We are away from everything – husbands, homes, families, careers – the fixtures of our lives and frameworks for our choices. We’ve come questing. What can we know? How can we heal? Who are we? Who sends us? What sustains us? How may we serve?
In the morning we’ll be off to our chosen places. There to sit, to empty, and to receive. To sit so that we won’t be caught up in doing or trying. To empty that we might open our more subtle senses. And, while being and sensing, to receive: vision, insight, connection to spirit and our truest selves.

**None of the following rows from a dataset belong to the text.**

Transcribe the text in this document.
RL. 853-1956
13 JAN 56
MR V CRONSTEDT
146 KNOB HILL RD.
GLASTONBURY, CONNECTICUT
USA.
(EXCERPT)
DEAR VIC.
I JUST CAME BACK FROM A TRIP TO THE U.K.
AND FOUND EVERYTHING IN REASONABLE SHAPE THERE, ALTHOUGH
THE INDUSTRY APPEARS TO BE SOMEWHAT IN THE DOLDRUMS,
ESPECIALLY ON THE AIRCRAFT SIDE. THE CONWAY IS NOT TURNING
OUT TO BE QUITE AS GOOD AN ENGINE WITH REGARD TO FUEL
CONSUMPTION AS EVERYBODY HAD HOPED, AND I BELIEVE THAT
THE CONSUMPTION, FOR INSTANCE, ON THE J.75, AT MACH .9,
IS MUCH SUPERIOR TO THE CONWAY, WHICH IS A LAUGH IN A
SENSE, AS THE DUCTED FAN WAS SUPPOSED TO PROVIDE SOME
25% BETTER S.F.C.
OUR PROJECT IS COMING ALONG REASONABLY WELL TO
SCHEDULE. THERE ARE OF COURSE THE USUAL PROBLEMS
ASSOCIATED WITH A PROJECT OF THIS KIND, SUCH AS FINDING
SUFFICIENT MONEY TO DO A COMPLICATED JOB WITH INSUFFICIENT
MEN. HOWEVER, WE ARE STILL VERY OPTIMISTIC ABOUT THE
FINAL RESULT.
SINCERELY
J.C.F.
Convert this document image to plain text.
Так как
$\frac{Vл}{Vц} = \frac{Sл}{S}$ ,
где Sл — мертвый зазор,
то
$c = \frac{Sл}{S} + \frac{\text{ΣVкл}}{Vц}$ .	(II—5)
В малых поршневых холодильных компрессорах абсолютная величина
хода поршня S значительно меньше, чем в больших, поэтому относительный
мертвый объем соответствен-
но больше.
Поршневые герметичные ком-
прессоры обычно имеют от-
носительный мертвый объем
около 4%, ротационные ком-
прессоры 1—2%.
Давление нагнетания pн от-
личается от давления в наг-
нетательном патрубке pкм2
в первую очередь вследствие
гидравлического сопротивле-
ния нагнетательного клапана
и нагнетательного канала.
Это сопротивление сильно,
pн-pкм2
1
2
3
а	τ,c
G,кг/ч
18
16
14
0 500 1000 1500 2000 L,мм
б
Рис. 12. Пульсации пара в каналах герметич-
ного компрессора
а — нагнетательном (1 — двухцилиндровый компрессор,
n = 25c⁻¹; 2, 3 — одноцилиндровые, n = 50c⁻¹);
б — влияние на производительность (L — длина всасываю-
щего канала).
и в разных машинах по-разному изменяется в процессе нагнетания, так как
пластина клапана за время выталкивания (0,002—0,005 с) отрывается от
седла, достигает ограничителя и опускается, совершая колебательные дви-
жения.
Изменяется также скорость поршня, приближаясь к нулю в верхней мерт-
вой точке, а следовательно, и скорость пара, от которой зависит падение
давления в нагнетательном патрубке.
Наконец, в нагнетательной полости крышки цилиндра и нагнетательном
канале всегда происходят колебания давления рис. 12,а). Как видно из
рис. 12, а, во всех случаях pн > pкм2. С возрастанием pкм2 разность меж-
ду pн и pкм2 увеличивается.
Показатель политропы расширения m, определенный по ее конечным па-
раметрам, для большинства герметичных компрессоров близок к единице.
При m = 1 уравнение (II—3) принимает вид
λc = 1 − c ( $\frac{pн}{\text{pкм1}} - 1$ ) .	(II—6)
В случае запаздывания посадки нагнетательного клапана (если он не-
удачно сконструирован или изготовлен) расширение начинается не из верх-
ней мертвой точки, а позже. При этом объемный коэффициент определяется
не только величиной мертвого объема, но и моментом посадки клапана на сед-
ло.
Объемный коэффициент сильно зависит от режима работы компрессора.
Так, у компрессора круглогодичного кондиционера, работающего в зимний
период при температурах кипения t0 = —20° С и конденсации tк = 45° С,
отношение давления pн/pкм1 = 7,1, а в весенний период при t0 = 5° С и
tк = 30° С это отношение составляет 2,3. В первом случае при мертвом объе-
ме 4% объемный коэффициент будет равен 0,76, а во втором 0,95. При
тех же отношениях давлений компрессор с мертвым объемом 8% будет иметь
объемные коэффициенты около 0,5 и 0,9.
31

Now, it surprises us that we’re even away from camp: tents, teaching space, dining room, showers. Until now, everything we’ve done has been in daylight or in the lesser but comforting light of fire. Darkness always lay outside. Now, we’ve climbed to the end of the road. We are outside. In the night.
As we started out, Brooke told us it was important to experience the night in the safety of company before we go soloing in the hills.
We’re told to fan out a bit and find our way, through the trees, down the slope, to the lower switch of the road. Brooke, lithe as a doe, runs off between the pines. Eyes widen to keep her in sight. She turns. “Don’t try to see,” she calls. “It’s better if you trust your feet.”
She turns, again, and is gone.
Nervous laughter glimmers through us. Some take hesitant steps, eyes on the ground. A few more stretch out their arms for balance, and send first one foot and then the next, toes tapping before committing. Others simply walk. One or two whoop and run, barely avoiding the trees.
Everyone meets on the road below. Relieved. Proud. Jubilant.
♦ ♦ ♦
In starlight, it’s not really possible to see in the ways we’re used to seeing. When we seek something new, it can by like walking into a starlit landscape, one we once knew but is now unfamiliar. How do we walk into a mystery? How do we navigate? How does it feel to trust?
Imagine finding your way through feeling Earth under your feet, guiding.